Câfer-i Sâdık Hazretleri insanları tevâzû sahibi olmaya teşvik eder, bencil davranıp büyüklenenleri de îkâz ederdi. Nitekim bir gün bir kabîleye rastlamıştı:

“–Sizin efendiniz kim?” diye sordu. İçlerinden biri:

“–Ben!” dedi. Hazret bu cevaptan hoşlanmadı ve onu îkâz ederek:

“–Eğer sen bunların efendisi olsaydın; «Ben» demezdin! (Onların hizmetkârı olduğunu söylerdin.)” buyurdu.[29]

Çünkü enâniyet/benlik, gerçek efendiliğe mânîdir.

*

Câfer-i Sâdık Hazretleri bir gün:

“–Üzücü ve tehlikeli bir işle karşılaşan kişi, beş defa ihlâsla «Rabbenâ!» derse, Allah onu korktuğundan emin kılar ve arzusuna nâil eyler.” buyurmuştu.

Kendisine:

“–Bu nasıl olur?” diye sorulunca:

“–İsterseniz Âl-i İmrân Sûresi’nin 191-194. âyet-i kerîmelerini okuyunuz!” cevâbını verdi.

*

“Kendisinde hoşlanacağı bir şey gördüğünde « مَا شَٓاءَ اللّٰهُ لَا قُوَّةَ اِلَّا بِاللّٰهِ » demeyen kişiye şaşarım. Zira Cenâb-ı Hak; «Bağına girdiğinde “Allâh’ın dilediği olur, kuvvet yalnızca Allâh’a âittir.” deseydin ya!..» (el-Kehf, 39) buyuruyor.”

“Bir gam ve kedere müptelâ olup da;

«…Yâ Rabbî Sen’den başka ilâh yoktur, Sen’i tenzîh ederim. Şüphe yok ki ben zâlimlerden oldum!» (el-Enbiyâ, 87) demeyen kişiye şaşarım!”

*

“Bir topluluktan korkup da; «حَسْبُنَا اللّٰهُ وَنِعْمَ الْوَك۪يلُ» demeyen kişiye şaşarım!
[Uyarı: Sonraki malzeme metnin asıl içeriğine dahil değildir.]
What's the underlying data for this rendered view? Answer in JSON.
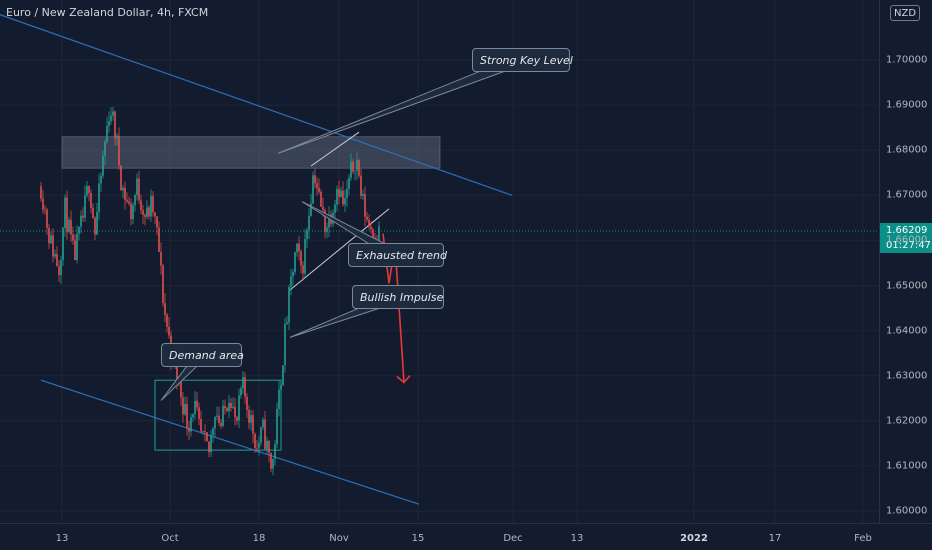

Zira Allah Teâlâ şöyle buyurmuştur:

*Câfer-i Sâdık Hazretleri, mübârek ömrünü, ilim yurdu olan Resûlullah Efendimiz’in nurlu Medîne’sinde geçirdi. Hicrî 148, mîlâdî 765 senesinde orada vefât etti. Vefâtından önce tek bir vasiyeti vardı: Namaz!.. Tıpkı Allah Resûlü gibi, son nefesinde ısrarla, namaza dikkat etmeye dâir vasiyette bulundu.